Der Diskurs ist eine Art stiller Post, sich durch zirkuläre Befehlsweitergabe zu entlasten. "du blöder idiot fängst sofort wieder an und machst weiter", herrscht Holger Meins den Genossen Grashof an, als er den Hungerstreik unterbricht: "es gibt keine schuldigen in der guerilla (.) nur entscheidungen und konsequenzen und ich sage eben weiter." Drei Tage vor seinem Tod diktiert Gudrun Ensslin demselben Meins kategorisch, wie man abzutreten habe: "Ohne zu trauern. Das - das Ziel. Du bestimmst, wann Du stirbst."

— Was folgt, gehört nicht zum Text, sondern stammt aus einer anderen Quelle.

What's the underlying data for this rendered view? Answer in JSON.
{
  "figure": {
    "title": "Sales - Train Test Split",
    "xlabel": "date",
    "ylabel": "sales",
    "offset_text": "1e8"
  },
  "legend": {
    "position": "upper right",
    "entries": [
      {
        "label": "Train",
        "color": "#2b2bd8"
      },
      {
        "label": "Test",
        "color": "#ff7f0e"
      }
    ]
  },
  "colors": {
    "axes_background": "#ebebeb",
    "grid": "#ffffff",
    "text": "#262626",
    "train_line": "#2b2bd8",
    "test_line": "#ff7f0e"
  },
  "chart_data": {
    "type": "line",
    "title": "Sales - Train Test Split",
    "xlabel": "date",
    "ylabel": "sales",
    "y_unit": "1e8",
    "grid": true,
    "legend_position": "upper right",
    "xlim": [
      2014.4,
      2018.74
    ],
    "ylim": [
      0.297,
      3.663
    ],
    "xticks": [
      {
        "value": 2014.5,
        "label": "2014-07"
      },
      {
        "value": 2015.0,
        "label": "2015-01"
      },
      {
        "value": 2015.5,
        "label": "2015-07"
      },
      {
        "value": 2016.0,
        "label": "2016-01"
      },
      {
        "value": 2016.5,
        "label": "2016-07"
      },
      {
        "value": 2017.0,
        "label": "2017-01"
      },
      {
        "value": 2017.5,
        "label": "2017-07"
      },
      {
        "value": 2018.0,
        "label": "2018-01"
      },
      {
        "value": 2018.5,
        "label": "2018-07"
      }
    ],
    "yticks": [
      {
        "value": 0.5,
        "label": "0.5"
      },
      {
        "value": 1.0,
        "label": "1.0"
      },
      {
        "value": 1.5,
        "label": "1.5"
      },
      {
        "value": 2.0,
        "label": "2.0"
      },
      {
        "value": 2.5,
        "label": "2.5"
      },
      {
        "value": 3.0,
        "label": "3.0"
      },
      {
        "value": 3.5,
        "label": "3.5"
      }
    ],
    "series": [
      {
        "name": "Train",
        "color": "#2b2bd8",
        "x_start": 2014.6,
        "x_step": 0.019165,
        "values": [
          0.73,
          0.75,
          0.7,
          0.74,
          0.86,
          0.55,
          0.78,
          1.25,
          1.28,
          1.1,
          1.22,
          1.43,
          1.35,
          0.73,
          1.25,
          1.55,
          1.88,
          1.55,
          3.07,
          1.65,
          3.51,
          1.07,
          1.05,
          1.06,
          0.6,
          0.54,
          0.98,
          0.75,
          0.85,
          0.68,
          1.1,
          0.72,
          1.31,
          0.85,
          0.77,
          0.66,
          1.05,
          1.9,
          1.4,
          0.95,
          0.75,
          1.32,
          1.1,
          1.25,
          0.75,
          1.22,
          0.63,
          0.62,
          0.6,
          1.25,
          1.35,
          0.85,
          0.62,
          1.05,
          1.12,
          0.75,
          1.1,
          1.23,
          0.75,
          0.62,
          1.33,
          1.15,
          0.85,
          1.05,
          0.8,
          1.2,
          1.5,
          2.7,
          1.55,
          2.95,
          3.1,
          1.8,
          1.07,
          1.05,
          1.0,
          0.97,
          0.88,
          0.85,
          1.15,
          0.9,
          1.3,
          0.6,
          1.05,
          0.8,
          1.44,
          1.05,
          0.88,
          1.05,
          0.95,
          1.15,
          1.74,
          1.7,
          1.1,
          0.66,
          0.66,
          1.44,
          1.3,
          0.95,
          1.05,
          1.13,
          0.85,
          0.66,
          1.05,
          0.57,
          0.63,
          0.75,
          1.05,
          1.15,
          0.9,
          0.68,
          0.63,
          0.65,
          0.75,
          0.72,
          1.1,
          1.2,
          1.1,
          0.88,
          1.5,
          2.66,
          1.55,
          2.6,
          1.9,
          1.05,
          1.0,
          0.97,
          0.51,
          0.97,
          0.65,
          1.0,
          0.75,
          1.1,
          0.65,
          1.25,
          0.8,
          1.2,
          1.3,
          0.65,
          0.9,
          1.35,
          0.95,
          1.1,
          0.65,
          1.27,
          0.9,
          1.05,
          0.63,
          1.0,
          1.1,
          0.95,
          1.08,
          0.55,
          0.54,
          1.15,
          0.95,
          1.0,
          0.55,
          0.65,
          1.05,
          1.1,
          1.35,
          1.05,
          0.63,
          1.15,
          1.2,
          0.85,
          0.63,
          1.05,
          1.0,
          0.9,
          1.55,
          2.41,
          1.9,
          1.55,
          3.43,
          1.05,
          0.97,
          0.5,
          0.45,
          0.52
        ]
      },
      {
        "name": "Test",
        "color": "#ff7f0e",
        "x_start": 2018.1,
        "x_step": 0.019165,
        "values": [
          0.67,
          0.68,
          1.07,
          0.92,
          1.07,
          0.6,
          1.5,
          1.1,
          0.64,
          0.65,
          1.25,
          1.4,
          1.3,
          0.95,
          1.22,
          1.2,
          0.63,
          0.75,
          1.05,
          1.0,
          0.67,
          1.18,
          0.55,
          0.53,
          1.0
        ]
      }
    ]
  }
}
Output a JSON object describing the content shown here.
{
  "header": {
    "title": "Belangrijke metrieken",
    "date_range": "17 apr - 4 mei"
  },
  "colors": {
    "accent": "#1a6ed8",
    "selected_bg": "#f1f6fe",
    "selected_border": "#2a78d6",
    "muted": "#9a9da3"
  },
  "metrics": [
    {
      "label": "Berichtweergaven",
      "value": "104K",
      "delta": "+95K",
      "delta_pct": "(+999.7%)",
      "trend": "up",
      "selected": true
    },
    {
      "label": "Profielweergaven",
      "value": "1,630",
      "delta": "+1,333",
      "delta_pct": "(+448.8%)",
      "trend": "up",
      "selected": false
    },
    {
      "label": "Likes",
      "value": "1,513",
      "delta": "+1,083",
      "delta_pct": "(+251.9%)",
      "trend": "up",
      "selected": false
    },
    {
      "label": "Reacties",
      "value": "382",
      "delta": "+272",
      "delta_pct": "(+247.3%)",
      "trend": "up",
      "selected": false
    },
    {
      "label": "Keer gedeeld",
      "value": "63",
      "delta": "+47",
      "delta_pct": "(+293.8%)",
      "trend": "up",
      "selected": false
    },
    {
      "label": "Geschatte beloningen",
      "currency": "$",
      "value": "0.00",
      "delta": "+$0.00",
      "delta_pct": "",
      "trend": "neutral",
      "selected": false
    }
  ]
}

Die Kommunikation der Gruppe ist ein in sich kreisender Rundlauf von Befehlen, der verzweifelte Versuch, den Stachel loszuwerden, der aus der initialen Befolgung jenes "höheren Befehls" folgt, der sie einmal den berühmten Trennungsstrich ziehen ließ. Den Strich, der sie ermächtigte, zu töten, was sie für tötungswürdig erachteten. Die Sprache der RAF bildet als Dokument einer Freiheit, die sich vom Zwang der Rechtschreibung und des bürgerlichen Anstands emanzipiert wissen wollte, den verzweifelten Wunsch nach Trennung von der verdorbenen Herkunft ab.

Faible für das Vulgäre

Der zwanghafte Sturz ins Skatologische - die Sätze sind bevölkert von Schweinen, Arschlöchern, Fotzen und Bullen - ist Ausdruck der gefälschten "Überwindung" einer schlechten Tradition. Die bemühte Vulgarität verdeckt die Not des selbst gewählten existenziellen Befehls, der den angeblich alles legitimierenden Befehlsnotstand der Elterngeneration konterkarieren sollte.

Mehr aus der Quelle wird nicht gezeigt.